Several studies have called for new sex-specific CRT guidelines, either by lowering QRS duration cut-off values by ~10 ms for women,3–6,44,51,59 or by providing a higher class of recommendation (i.e., class I indication) in women with LBBB and QRS duration <150 ms.13,20,46,47 Although these measures are likely to improve patient selection for women, men would still be subject to overtreatment. Moreover, simply subtracting a fixed 10 ms in women may not be sufficient to equalize sex-differences as this ‘frameshift’ would not superimpose the QRS duration–CRT response curves as shown in Figure 3.46
Recently, we proposed an alternative method to improve patient selection in both men and women by showing that normalising QRS duration to LV dimension, to adjust for differences in heart size, improved prediction of CRT response.60 In this proof-of-concept study, 32 patients (38% women) underwent pre-implantation CMR imaging followed by invasive pressure–volume loop measurements directly after CRT implantation. It was demonstrated that unadjusted QRS duration was unrelated to haemodynamic changes during CRT, whereas normalisation of QRS duration to LV dimension resulted in a good correlation with acute haemodynamic CRT response. Women displayed a higher QRS duration:LVEDV ratio (due to smaller ventricles) indicating slower conduction at baseline, and showed more LV pump function improvement during CRT compared to men. In a subsequent study by Varma et al. with 130 patients (55% women), sex-specific differences in the QRS duration–response relationship (Figure 3) resolved after QRS duration was normalised to LV dimension.61 In addition, analysis of 787 patients (28% women) with narrow QRS duration (<130 ms) in the ECHO-CRT study showed that most of the harmful effects of CRT were observed in men with a low QRS duration:LVEDV ratio, whereas women with a higher QRS duration:LVEDV ratio exhibited significant reverse remodelling.62,63
Most recently, the role of QRS duration normalisation was extended to the prediction of clinical outcome in a large two-centre study including 250 patients (34% women) who underwent pre-implantation CMR imaging.64 First, normalisation of QRS duration to LV dimension improved prediction of survival after CRT implantation in the total population. Second, women demonstrated shorter QRS duration than men but also substantially smaller heart size, resulting in a higher QRS duration:LVEDV ratio as illustrated in Figure 4. Third, sex-specific differences in CRT outcome were found to be explained by normalised QRS duration, rather than sex itself, in multivariable analysis.

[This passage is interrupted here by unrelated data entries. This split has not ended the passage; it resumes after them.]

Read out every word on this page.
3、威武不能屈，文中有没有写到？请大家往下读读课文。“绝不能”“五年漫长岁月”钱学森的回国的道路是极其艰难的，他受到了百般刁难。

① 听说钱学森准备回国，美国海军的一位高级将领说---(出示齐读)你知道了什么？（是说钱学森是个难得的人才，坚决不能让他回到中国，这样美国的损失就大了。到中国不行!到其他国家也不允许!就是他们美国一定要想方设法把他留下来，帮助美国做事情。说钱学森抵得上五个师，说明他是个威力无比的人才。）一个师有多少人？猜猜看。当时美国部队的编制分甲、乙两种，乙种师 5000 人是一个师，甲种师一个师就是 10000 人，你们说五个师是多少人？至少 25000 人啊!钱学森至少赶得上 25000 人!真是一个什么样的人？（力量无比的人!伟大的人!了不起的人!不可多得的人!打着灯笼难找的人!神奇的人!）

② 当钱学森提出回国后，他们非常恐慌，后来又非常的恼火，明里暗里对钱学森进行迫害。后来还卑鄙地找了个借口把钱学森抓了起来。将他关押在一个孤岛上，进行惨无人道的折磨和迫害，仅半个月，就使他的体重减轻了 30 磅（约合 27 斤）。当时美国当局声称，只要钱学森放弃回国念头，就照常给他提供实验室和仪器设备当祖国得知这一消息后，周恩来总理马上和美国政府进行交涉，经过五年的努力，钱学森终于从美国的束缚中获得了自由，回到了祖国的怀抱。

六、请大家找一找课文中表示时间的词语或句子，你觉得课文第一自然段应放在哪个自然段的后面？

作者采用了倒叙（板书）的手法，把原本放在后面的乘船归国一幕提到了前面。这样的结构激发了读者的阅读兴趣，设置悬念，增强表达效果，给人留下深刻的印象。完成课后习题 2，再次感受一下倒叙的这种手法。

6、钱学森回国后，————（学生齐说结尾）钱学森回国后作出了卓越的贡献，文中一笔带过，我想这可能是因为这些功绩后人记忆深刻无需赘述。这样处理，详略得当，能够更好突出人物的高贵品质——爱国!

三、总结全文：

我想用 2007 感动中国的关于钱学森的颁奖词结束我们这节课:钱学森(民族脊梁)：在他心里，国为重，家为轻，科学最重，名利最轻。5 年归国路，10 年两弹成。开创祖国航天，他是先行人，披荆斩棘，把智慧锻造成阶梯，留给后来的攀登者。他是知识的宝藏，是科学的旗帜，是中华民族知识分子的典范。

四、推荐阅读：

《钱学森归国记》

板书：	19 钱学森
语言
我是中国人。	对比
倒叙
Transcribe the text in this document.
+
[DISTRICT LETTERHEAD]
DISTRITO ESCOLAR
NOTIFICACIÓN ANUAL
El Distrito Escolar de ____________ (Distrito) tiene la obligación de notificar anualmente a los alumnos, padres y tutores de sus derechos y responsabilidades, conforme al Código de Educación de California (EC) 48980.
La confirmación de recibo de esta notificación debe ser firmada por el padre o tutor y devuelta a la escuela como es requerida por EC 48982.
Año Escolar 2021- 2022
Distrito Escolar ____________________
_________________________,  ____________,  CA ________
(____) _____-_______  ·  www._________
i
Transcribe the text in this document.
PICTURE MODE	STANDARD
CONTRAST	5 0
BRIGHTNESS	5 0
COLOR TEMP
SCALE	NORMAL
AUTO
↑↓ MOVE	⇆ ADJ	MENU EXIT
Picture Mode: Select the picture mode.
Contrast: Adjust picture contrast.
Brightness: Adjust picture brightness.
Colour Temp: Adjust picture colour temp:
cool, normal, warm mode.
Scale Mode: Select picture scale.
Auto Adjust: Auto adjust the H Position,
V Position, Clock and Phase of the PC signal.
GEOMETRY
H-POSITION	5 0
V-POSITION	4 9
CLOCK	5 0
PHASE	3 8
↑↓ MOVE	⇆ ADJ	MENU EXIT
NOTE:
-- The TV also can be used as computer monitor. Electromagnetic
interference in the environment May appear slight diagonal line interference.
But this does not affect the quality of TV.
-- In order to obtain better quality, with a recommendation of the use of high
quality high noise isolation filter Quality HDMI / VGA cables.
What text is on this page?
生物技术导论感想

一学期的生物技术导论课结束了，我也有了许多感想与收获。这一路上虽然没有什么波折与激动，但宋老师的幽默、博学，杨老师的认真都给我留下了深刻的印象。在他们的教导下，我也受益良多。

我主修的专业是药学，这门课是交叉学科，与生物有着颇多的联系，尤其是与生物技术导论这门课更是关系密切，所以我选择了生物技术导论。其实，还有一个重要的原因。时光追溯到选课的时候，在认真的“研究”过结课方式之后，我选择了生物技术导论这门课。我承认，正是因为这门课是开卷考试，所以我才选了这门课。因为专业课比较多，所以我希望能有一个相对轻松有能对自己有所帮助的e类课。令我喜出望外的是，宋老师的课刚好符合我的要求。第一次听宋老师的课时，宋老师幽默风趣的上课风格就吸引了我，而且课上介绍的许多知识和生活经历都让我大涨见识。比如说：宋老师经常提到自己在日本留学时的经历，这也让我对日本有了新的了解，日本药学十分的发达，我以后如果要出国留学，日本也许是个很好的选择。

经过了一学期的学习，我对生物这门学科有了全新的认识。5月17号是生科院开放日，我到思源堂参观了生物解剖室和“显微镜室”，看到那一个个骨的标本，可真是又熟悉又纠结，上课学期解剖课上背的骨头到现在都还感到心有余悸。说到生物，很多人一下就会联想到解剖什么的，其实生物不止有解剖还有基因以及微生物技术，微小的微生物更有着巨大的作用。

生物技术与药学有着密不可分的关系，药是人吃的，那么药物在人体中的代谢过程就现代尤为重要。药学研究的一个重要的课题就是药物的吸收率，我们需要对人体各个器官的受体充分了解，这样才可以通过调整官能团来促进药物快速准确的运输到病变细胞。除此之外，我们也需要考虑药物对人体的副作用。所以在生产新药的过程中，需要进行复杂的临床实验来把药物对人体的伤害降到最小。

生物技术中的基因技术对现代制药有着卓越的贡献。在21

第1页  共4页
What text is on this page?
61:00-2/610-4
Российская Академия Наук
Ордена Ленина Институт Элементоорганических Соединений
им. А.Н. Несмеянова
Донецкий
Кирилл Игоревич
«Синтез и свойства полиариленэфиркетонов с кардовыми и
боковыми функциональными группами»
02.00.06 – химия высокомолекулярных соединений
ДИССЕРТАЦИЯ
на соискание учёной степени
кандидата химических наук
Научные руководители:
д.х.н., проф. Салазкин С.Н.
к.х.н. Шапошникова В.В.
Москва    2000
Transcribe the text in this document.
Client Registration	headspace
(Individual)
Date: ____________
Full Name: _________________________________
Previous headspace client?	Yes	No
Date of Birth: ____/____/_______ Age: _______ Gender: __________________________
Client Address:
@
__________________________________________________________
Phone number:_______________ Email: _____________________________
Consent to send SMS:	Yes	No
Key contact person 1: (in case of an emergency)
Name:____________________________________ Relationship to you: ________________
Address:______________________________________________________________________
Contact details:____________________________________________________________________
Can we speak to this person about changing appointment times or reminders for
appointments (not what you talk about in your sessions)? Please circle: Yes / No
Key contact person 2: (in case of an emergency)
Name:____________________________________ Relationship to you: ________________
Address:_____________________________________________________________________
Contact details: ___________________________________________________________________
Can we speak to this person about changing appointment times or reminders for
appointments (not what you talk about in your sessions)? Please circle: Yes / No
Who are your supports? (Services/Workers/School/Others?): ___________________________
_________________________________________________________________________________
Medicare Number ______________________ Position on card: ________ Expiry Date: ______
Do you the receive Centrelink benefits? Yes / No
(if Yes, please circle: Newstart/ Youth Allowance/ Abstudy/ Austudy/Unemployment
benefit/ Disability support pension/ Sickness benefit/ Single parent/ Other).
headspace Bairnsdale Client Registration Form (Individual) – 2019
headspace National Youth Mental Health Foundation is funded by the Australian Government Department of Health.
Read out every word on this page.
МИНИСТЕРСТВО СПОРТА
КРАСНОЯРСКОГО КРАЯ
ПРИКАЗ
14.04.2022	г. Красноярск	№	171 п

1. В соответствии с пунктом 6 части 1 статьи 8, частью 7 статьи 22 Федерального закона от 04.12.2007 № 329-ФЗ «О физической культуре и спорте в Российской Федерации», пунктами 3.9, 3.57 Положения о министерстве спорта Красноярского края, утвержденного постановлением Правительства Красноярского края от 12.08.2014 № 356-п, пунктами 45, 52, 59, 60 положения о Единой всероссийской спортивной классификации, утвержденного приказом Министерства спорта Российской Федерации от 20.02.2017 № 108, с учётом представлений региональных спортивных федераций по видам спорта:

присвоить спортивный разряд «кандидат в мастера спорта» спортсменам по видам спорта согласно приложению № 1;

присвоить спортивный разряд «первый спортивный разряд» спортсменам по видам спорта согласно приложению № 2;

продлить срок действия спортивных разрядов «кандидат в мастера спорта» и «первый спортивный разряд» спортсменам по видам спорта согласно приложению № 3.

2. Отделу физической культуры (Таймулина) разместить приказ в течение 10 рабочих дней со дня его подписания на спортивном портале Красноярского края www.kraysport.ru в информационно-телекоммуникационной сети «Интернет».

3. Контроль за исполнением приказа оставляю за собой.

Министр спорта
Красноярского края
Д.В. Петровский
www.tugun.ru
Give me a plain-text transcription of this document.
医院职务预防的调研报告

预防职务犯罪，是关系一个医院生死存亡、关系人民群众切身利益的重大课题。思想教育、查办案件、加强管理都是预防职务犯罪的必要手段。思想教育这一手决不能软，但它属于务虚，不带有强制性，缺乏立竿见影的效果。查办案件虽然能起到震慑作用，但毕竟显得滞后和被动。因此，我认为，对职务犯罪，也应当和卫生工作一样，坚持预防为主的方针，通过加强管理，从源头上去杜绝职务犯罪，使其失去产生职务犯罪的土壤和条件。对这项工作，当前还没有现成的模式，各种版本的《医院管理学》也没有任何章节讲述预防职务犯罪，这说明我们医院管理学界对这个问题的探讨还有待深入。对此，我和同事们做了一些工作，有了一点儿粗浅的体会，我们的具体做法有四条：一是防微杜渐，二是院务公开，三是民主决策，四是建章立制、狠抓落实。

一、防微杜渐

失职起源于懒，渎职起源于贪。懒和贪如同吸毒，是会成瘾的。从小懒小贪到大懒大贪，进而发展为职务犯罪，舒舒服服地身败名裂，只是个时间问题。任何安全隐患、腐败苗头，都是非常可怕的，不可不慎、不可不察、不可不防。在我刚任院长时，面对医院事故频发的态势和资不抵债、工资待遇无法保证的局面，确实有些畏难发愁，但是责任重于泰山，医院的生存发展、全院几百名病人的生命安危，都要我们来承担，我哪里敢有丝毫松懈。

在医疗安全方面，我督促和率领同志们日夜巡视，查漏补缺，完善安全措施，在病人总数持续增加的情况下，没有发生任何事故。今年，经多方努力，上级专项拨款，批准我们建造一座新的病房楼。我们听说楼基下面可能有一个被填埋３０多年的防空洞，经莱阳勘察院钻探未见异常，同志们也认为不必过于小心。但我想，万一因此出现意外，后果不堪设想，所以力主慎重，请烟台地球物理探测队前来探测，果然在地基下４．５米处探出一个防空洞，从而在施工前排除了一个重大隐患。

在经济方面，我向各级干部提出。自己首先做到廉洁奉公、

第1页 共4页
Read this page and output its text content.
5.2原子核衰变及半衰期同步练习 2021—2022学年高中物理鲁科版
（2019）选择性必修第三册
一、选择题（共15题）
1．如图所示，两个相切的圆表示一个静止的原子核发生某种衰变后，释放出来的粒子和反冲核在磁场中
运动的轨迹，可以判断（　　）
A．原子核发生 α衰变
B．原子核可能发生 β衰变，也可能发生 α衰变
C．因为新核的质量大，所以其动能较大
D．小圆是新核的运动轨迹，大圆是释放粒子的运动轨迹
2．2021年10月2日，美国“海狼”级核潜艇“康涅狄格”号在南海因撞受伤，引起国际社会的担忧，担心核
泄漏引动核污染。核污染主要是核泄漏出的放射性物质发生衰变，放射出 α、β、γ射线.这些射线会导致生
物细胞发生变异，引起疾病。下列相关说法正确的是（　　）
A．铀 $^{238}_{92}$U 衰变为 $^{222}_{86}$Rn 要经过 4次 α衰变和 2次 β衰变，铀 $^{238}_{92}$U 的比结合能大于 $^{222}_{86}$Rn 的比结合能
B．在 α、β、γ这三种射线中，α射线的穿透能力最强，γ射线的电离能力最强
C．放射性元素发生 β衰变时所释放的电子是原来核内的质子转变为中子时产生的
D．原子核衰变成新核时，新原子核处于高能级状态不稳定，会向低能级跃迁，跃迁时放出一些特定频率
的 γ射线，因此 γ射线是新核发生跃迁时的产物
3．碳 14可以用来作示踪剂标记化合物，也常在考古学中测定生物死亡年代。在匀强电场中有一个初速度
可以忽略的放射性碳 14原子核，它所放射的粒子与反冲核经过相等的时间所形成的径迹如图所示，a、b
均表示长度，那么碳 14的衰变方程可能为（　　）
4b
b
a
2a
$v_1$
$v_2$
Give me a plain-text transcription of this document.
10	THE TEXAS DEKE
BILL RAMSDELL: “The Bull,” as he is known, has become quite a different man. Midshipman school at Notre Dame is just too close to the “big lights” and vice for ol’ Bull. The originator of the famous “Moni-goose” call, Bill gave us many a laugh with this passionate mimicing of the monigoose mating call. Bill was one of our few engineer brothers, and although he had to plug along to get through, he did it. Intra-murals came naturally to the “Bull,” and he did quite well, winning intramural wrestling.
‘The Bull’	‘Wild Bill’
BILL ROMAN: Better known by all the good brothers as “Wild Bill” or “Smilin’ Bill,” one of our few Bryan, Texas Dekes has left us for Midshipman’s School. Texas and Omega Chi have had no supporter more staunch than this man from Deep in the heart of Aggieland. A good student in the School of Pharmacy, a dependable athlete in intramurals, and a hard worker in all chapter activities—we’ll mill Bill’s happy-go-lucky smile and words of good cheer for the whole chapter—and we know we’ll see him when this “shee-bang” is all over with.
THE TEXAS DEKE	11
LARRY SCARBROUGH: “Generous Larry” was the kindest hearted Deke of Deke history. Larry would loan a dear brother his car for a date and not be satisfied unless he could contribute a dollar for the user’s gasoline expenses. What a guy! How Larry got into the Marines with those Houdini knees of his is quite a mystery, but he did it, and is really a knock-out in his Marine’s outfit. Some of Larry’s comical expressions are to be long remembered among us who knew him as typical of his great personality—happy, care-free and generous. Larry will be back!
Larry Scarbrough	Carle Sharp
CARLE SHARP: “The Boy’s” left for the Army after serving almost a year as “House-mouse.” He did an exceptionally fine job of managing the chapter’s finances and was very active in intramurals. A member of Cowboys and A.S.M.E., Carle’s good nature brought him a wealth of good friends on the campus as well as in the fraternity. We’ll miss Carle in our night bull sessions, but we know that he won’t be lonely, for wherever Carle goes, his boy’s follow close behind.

Multiple mechanisms can be held accountable for the sex difference in CRT outcome as summarised in Figure 5 and Table 3. Women exhibit different risk factors resulting in better heart failure prognosis, irrespective of CRT. They more often display factors associated with good response to CRT such as NICM with lower scar burden and LBBB at shorter QRS duration, possibly due to smaller heart size. Conflicting evidence exists as to whether differences in CRT outcome can be attributed to these factors,14,16,29,30,33,54,57,61,64 or if after correction a true sex difference exists.17,18,31,35,41,45,47,58 Possibly, other biological factors such as hormonal differences and disparities in cardiac autonomic physiology come into play.65 Ultimately, understanding sex differences plays a pivotal role for the development of new strategies to equalize sex differences in CRT such as normalisation of QRS duration to LV size. Prospective studies are needed to evaluate the effect of these measures.